Chemical genetic analysis of FOXO nuclear-cytoplasmic shuttling by using image-based cell screening.

FOXO proteins are direct targets of PI3K/Akt signaling and they integrate the signals of several other transduction pathways at the transcriptional level. FOXO transcription factors are involved in normal cell homeostasis and neoplasia, and they are regulated by multiple post-transcriptional modifications. In cancer research, the regulation of the FOXO factors is receiving increasing attention as their activation has been linked to cell-cycle arrest and apoptosis. Hence, FOXO proteins have been proposed to act as tumor suppressors. Here, we applied a chemical biology approach to study the mechanisms that influence the intracellular localization of the FOXO family member FOXO3a.
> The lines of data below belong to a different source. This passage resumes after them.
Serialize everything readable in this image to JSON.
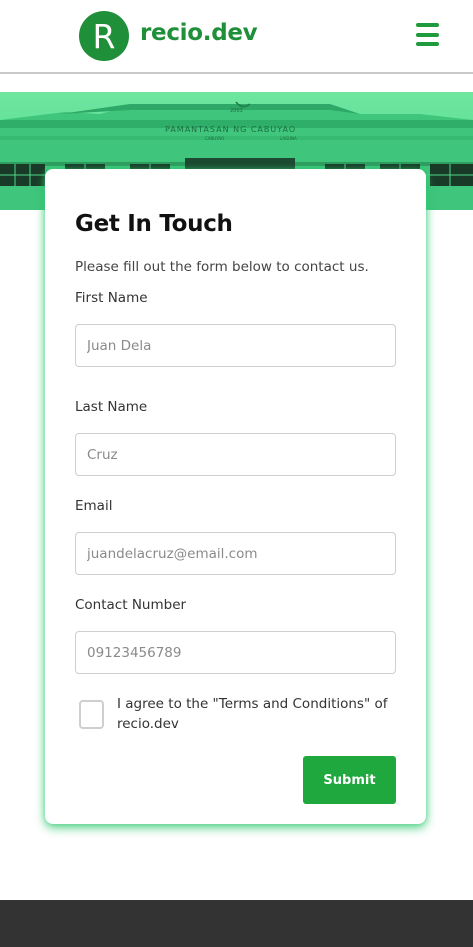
{
  "header": {
    "logo_letter": "R",
    "brand": "recio.dev",
    "menu_icon": "hamburger-menu-icon"
  },
  "hero": {
    "building_sign": "PAMANTASAN NG CABUYAO",
    "building_sub_left": "CABUYAO",
    "building_sub_right": "LAGUNA",
    "building_year": "2003"
  },
  "form": {
    "title": "Get In Touch",
    "subtitle": "Please fill out the form below to contact us.",
    "first_name": {
      "label": "First Name",
      "placeholder": "Juan Dela"
    },
    "last_name": {
      "label": "Last Name",
      "placeholder": "Cruz"
    },
    "email": {
      "label": "Email",
      "placeholder": "juandelacruz@email.com"
    },
    "contact": {
      "label": "Contact Number",
      "placeholder": "09123456789"
    },
    "agree_text": "I agree to the \"Terms and Conditions\" of recio.dev",
    "submit_label": "Submit"
  },
  "colors": {
    "brand_green": "#1f8f3a",
    "button_green": "#1fa83e",
    "hero_green": "#4fd88c",
    "footer_dark": "#333333"
  }
}
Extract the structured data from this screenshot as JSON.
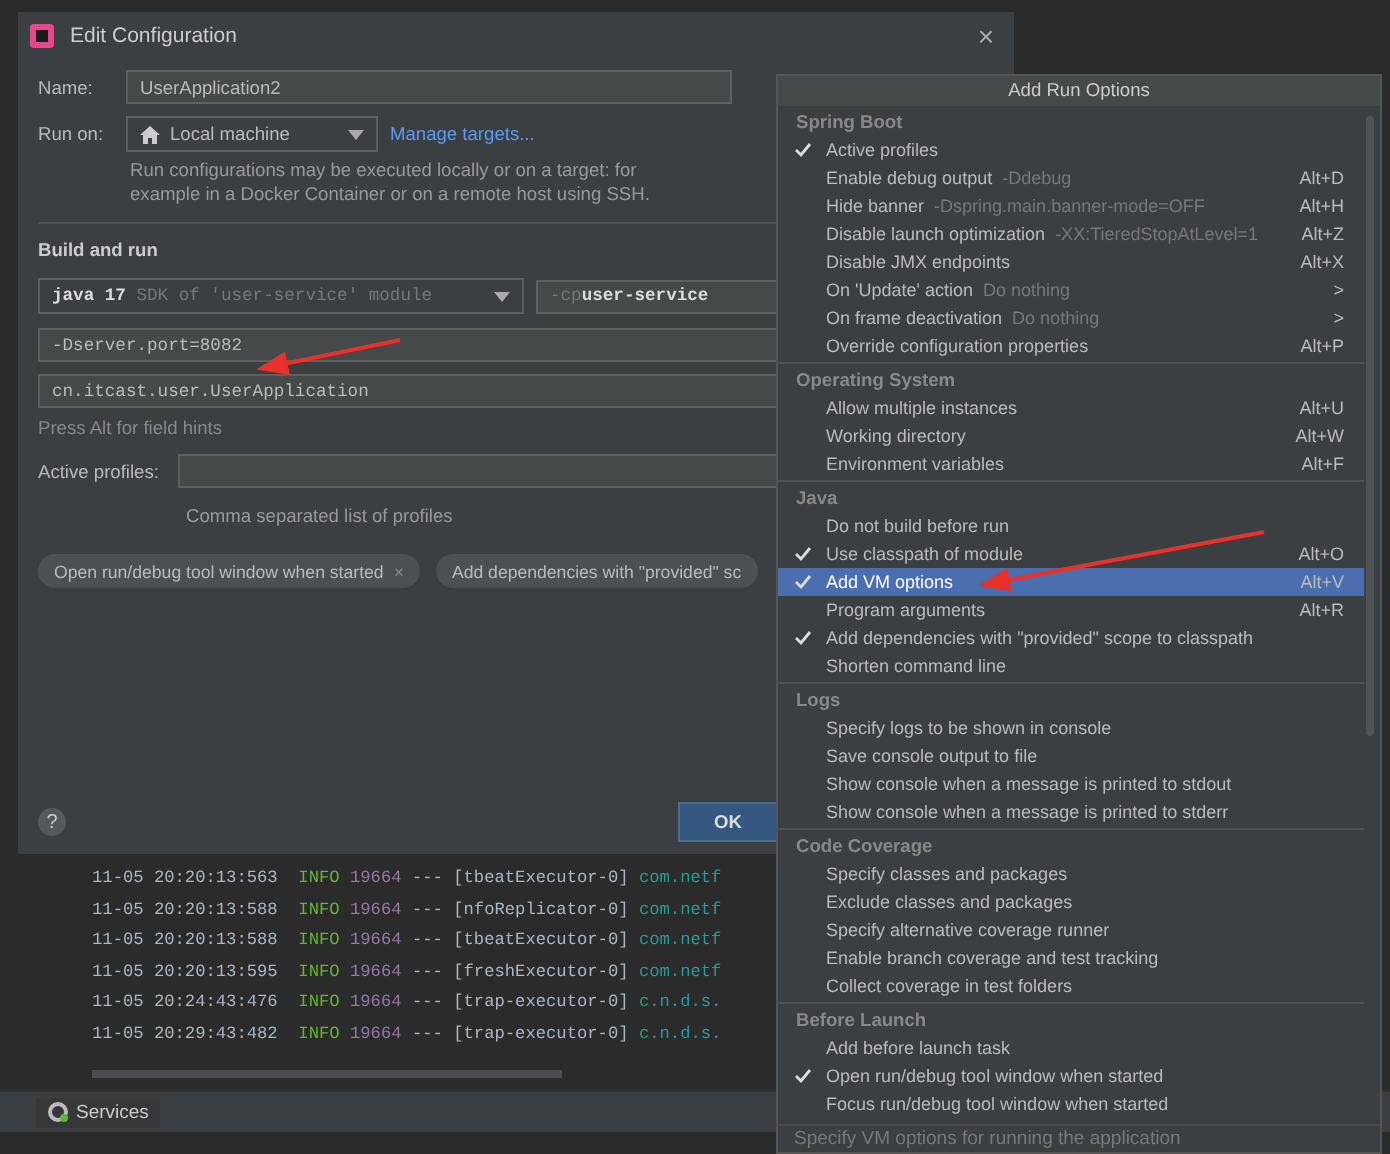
{
  "dialog": {
    "title": "Edit Configuration",
    "close": "×",
    "name": {
      "label": "Name:",
      "value": "UserApplication2"
    },
    "run_on": {
      "label": "Run on:",
      "value": "Local machine",
      "link": "Manage targets...",
      "description": "Run configurations may be executed locally or on a target: for example in a Docker Container or on a remote host using SSH."
    },
    "section": "Build and run",
    "jre": {
      "strong": "java 17",
      "muted": "SDK of 'user-service' module"
    },
    "classpath": {
      "flag": "-cp",
      "value": "user-service"
    },
    "vm_options": "-Dserver.port=8082",
    "main_class": "cn.itcast.user.UserApplication",
    "hint": "Press Alt for field hints",
    "active_profiles": {
      "label": "Active profiles:",
      "helper": "Comma separated list of profiles"
    },
    "chips": [
      {
        "label": "Open run/debug tool window when started",
        "close": "×"
      },
      {
        "label": "Add dependencies with \"provided\" sc"
      }
    ],
    "help": "?",
    "ok": "OK"
  },
  "console": {
    "lines": [
      {
        "time": "11-05 20:20:13:563",
        "level": "INFO",
        "pid": "19664",
        "sep": "---",
        "thread": "[tbeatExecutor-0]",
        "logger": "com.netf"
      },
      {
        "time": "11-05 20:20:13:588",
        "level": "INFO",
        "pid": "19664",
        "sep": "---",
        "thread": "[nfoReplicator-0]",
        "logger": "com.netf"
      },
      {
        "time": "11-05 20:20:13:588",
        "level": "INFO",
        "pid": "19664",
        "sep": "---",
        "thread": "[tbeatExecutor-0]",
        "logger": "com.netf"
      },
      {
        "time": "11-05 20:20:13:595",
        "level": "INFO",
        "pid": "19664",
        "sep": "---",
        "thread": "[freshExecutor-0]",
        "logger": "com.netf"
      },
      {
        "time": "11-05 20:24:43:476",
        "level": "INFO",
        "pid": "19664",
        "sep": "---",
        "thread": "[trap-executor-0]",
        "logger": "c.n.d.s."
      },
      {
        "time": "11-05 20:29:43:482",
        "level": "INFO",
        "pid": "19664",
        "sep": "---",
        "thread": "[trap-executor-0]",
        "logger": "c.n.d.s."
      }
    ]
  },
  "tool_tab": "Services",
  "popup": {
    "title": "Add Run Options",
    "sections": [
      {
        "title": "Spring Boot",
        "items": [
          {
            "label": "Active profiles",
            "checked": true,
            "selected": false
          },
          {
            "label": "Enable debug output",
            "hint": "-Ddebug",
            "shortcut": "Alt+D",
            "checked": false,
            "selected": false
          },
          {
            "label": "Hide banner",
            "hint": "-Dspring.main.banner-mode=OFF",
            "shortcut": "Alt+H",
            "checked": false,
            "selected": false
          },
          {
            "label": "Disable launch optimization",
            "hint": "-XX:TieredStopAtLevel=1",
            "shortcut": "Alt+Z",
            "checked": false,
            "selected": false
          },
          {
            "label": "Disable JMX endpoints",
            "shortcut": "Alt+X",
            "checked": false,
            "selected": false
          },
          {
            "label": "On 'Update' action",
            "hint": "Do nothing",
            "shortcut": ">",
            "checked": false,
            "selected": false
          },
          {
            "label": "On frame deactivation",
            "hint": "Do nothing",
            "shortcut": ">",
            "checked": false,
            "selected": false
          },
          {
            "label": "Override configuration properties",
            "shortcut": "Alt+P",
            "checked": false,
            "selected": false
          }
        ]
      },
      {
        "title": "Operating System",
        "items": [
          {
            "label": "Allow multiple instances",
            "shortcut": "Alt+U",
            "checked": false,
            "selected": false
          },
          {
            "label": "Working directory",
            "shortcut": "Alt+W",
            "checked": false,
            "selected": false
          },
          {
            "label": "Environment variables",
            "shortcut": "Alt+F",
            "checked": false,
            "selected": false
          }
        ]
      },
      {
        "title": "Java",
        "items": [
          {
            "label": "Do not build before run",
            "checked": false,
            "selected": false
          },
          {
            "label": "Use classpath of module",
            "shortcut": "Alt+O",
            "checked": true,
            "selected": false
          },
          {
            "label": "Add VM options",
            "shortcut": "Alt+V",
            "checked": true,
            "selected": true
          },
          {
            "label": "Program arguments",
            "shortcut": "Alt+R",
            "checked": false,
            "selected": false
          },
          {
            "label": "Add dependencies with \"provided\" scope to classpath",
            "checked": true,
            "selected": false
          },
          {
            "label": "Shorten command line",
            "checked": false,
            "selected": false
          }
        ]
      },
      {
        "title": "Logs",
        "items": [
          {
            "label": "Specify logs to be shown in console",
            "checked": false,
            "selected": false
          },
          {
            "label": "Save console output to file",
            "checked": false,
            "selected": false
          },
          {
            "label": "Show console when a message is printed to stdout",
            "checked": false,
            "selected": false
          },
          {
            "label": "Show console when a message is printed to stderr",
            "checked": false,
            "selected": false
          }
        ]
      },
      {
        "title": "Code Coverage",
        "items": [
          {
            "label": "Specify classes and packages",
            "checked": false,
            "selected": false
          },
          {
            "label": "Exclude classes and packages",
            "checked": false,
            "selected": false
          },
          {
            "label": "Specify alternative coverage runner",
            "checked": false,
            "selected": false
          },
          {
            "label": "Enable branch coverage and test tracking",
            "checked": false,
            "selected": false
          },
          {
            "label": "Collect coverage in test folders",
            "checked": false,
            "selected": false
          }
        ]
      },
      {
        "title": "Before Launch",
        "items": [
          {
            "label": "Add before launch task",
            "checked": false,
            "selected": false
          },
          {
            "label": "Open run/debug tool window when started",
            "checked": true,
            "selected": false
          },
          {
            "label": "Focus run/debug tool window when started",
            "checked": false,
            "selected": false
          }
        ]
      }
    ],
    "status": "Specify VM options for running the application"
  }
}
We established a high-throughput cellular-imaging assay that monitors the nuclear-cytoplasmic translocation of a GFP-FOXO3a fusion protein in tumor cells. Nuclear accumulation of fluorescent signals upon treatment with the known PI3K inhibitors LY294002, wortmannin, PIK-75, and PI-103 was dose dependent and agreed well with the IC(50) values reported for PI3Kalpha inhibition in vitro. Additionally, we identified 17 compounds from a panel of 73 low-molecular-weight compounds capable of inducing the nuclear accumulation of GFP-FOXO. These compounds include chemicals known to interfere with components of the PI3K/Akt signaling pathway, as well as with nuclear export and Ca(2+)/calmodulin (CaM)-dependent signaling events. Interestingly, the therapeutic agent vinblastine induced efficient nuclear translocation of the FOXO reporter protein. Our data illustrate the potential of chemical genetics when combined with robust and sensitive high-content-screening technology.